Pouring all his passion, love, and thought into fantasies that may or may not become a reality.

But It was an escape from the solitary environment where he couldn’t create.

The next day he returns to school, hoping he learns the tools to be what he wanted.

He was taunted with worksheet after worksheet,

dozens of questions.

He hated it all, whether it was review or lessons.

“Why does he live this way?”

“Why does he live at all?”

These are what his teachers say to him on a daily basis.

Because they don’t understand the dreams this boy dreamt

They don’t understand the competition this boy carried

They don’t understand the future he fights for

They don’t understand the salvation he sought

They don’t understand.

His life was a mess

All he wanted was to turn it around instead of turning it off because he knew he was worth more than a blade cutting into his soft skin or a noose wrapped around his throat.

 His dreams were too big

Yet they were so small

This boy wanted to prove them all wrong, wanted to show the futility of the education he was held captive in.

His dreams were worth more than school

He wanted to show them that he had a place in this world

But…then why do people hate him for this?

Last night this boy had an epiphany.

One that rocked him to the very core of his existence

An exhilarating thrill shook up his spine and throughout his body.

Maybe it wasn’t meant to be.

Maybe his dreams were truly worth nothing

But these thoughts were not without reason

History has repeated itself over and over again

If each individual was destined to be great then why is there such a big disparity between people?

Why have we not yet achieved universal peace?

Why do we resent what we do not understand?
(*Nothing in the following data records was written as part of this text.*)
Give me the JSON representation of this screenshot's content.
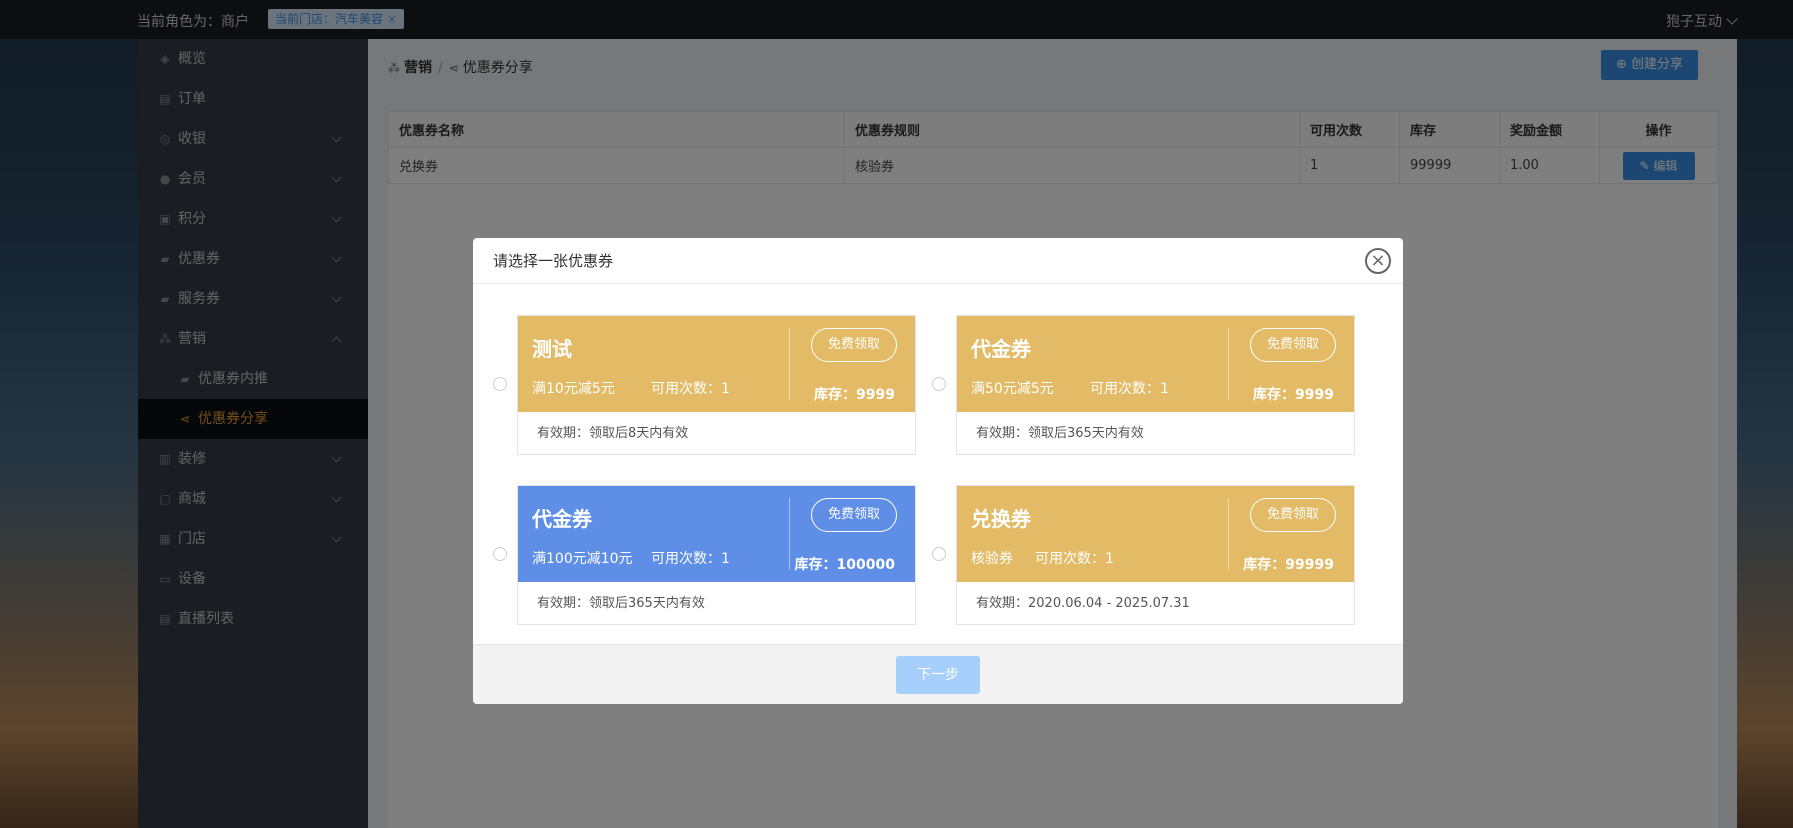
{
  "topbar": {
    "role": "当前角色为：商户",
    "store_tag": "当前门店：汽车美容",
    "store_tag_close": "×",
    "user": "狍子互动"
  },
  "sidebar": {
    "items": [
      {
        "label": "概览",
        "icon": "dashboard-icon"
      },
      {
        "label": "订单",
        "icon": "order-icon"
      },
      {
        "label": "收银",
        "icon": "cashier-icon"
      },
      {
        "label": "会员",
        "icon": "member-icon"
      },
      {
        "label": "积分",
        "icon": "points-icon"
      },
      {
        "label": "优惠券",
        "icon": "coupon-icon"
      },
      {
        "label": "服务券",
        "icon": "service-coupon-icon"
      },
      {
        "label": "营销",
        "icon": "marketing-icon"
      },
      {
        "label": "优惠券内推",
        "icon": "coupon-icon"
      },
      {
        "label": "优惠券分享",
        "icon": "share-icon"
      },
      {
        "label": "装修",
        "icon": "decorate-icon"
      },
      {
        "label": "商城",
        "icon": "mall-icon"
      },
      {
        "label": "门店",
        "icon": "store-icon"
      },
      {
        "label": "设备",
        "icon": "device-icon"
      },
      {
        "label": "直播列表",
        "icon": "live-icon"
      }
    ]
  },
  "breadcrumb": {
    "parent": "营销",
    "separator": "/",
    "current": "优惠券分享"
  },
  "create_button": "创建分享",
  "table": {
    "headers": [
      "优惠券名称",
      "优惠券规则",
      "可用次数",
      "库存",
      "奖励金额",
      "操作"
    ],
    "rows": [
      {
        "name": "兑换券",
        "rule": "核验券",
        "uses": "1",
        "stock": "99999",
        "reward": "1.00",
        "action": "编辑"
      }
    ]
  },
  "modal": {
    "title": "请选择一张优惠券",
    "close": "×",
    "next_button": "下一步",
    "coupons": [
      {
        "name": "测试",
        "rule": "满10元减5元",
        "uses": "可用次数：1",
        "claim": "免费领取",
        "stock": "库存：9999",
        "validity": "有效期：领取后8天内有效",
        "color": "#e3ba66"
      },
      {
        "name": "代金券",
        "rule": "满50元减5元",
        "uses": "可用次数：1",
        "claim": "免费领取",
        "stock": "库存：9999",
        "validity": "有效期：领取后365天内有效",
        "color": "#e3ba66"
      },
      {
        "name": "代金券",
        "rule": "满100元减10元",
        "uses": "可用次数：1",
        "claim": "免费领取",
        "stock": "库存：100000",
        "validity": "有效期：领取后365天内有效",
        "color": "#5e8ee6"
      },
      {
        "name": "兑换券",
        "rule": "核验券",
        "uses": "可用次数：1",
        "claim": "免费领取",
        "stock": "库存：99999",
        "validity": "有效期：2020.06.04 - 2025.07.31",
        "color": "#e3ba66"
      }
    ]
  },
  "colors": {
    "primary": "#3a8ee6",
    "active_nav": "#e8a33d",
    "coupon_gold": "#e3ba66",
    "coupon_blue": "#5e8ee6"
  }
}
If you believe racial profiling is a thing of the past, then you probably don’t know who Treyvon Martin is

The world is a cruel place

Your dreams will be shattered and you will be lost

Years upon years of living an optimistic lifestyle has given this boy nothing but a false ray of hope beaming down upon him like was standing on the stage of tragedy

It was not the kind of spotlight he had in mind

However

He saw now

People hated him because he wanted to change these sayings

 He would ruin the norm

He would be superior

This was the attitude that changed the world, generation after generation

Einstein, Walt Disney, Steve Jobs, Abraham Lincoln, Nelson Mandela, Thomas Edison, Marilyn Monroe have all had this attitude

This boy realized he was destined for greatness no matter what the crowd has to say and no matter where the spotlight lands

It is just a matter of time before each and every individual realizes this

Until then, let there be hate in this world

This was an epiphany this boy would never forget.